D’autre part, Soli’Cagnole travaille en partenariat avec la CAF et la CPAM de l’Yonne, qui financent des ateliers cuisine. L’objectif est de permettre aux bénéficiaires de ces caisses de s’approprier une alimentation de qualité. Pour 2025, plusieurs projets autour de l’alimentation sont prévus par la Cagnole. L’association souhaite organiser, avec la commune d’Auxerre, des rencontres festives et des défis alimentaires pour sensibiliser les citoyens à l’importance d’une meilleure alimentation.

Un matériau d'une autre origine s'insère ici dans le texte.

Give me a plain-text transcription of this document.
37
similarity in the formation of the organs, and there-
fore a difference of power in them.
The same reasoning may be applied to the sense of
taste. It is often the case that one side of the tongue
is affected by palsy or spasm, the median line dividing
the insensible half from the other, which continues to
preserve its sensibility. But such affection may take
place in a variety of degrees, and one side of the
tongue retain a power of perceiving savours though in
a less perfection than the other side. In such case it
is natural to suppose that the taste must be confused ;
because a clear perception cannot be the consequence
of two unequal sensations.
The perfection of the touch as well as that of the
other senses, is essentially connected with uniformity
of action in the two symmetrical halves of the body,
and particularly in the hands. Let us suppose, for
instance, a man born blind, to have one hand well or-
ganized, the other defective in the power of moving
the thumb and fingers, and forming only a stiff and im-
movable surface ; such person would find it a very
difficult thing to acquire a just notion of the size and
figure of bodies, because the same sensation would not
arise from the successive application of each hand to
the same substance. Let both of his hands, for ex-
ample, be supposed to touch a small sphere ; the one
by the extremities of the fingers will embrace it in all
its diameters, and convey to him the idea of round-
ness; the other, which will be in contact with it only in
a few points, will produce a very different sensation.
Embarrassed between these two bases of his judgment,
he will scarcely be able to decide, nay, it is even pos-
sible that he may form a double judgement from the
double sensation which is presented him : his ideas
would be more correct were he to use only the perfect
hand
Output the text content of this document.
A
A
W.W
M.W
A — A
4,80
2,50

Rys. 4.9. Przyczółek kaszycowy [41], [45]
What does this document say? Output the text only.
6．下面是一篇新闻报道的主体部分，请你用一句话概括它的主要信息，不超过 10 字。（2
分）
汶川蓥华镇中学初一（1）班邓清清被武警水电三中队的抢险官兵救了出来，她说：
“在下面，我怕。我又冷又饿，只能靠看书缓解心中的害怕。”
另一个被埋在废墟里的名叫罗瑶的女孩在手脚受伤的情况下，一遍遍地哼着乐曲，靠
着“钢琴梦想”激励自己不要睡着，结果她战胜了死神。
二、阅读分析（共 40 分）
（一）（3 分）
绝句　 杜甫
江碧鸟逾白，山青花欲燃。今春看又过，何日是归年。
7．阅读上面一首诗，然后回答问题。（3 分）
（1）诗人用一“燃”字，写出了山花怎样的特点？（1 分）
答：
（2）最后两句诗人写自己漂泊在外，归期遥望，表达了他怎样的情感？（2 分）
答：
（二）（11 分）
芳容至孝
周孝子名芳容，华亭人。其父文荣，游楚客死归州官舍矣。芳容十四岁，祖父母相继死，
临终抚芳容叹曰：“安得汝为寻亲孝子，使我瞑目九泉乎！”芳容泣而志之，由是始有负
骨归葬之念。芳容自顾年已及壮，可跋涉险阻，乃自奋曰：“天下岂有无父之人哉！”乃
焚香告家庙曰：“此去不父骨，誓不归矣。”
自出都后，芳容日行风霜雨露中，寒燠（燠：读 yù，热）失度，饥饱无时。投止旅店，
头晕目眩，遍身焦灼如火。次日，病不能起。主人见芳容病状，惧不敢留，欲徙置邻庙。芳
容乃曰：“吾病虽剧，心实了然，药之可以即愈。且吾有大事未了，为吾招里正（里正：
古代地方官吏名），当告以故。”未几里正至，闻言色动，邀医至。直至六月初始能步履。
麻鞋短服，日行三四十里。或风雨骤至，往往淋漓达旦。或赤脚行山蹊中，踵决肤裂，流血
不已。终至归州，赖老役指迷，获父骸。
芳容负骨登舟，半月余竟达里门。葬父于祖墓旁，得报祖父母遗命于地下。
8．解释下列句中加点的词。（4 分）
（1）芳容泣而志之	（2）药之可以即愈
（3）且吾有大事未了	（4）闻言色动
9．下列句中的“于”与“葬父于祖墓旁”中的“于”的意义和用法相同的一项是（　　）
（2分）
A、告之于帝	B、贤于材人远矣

À travers ces différents exemples, on comprend alors que la SSA représente alors un réel enjeu de santé publique et permet à chacun et chacune de repenser son mode de consommation. C’est donc la pluralité des expérimentations qui illustre son ambition.
Pour en savoir plus sur la caisse alimentaire de Lyon 8, c’est par ici. Et pour (re)découvrir les Monnaies Locales Complémentaires et leur fonctionnement, rendez-vous sur le site du Mouvement Sol.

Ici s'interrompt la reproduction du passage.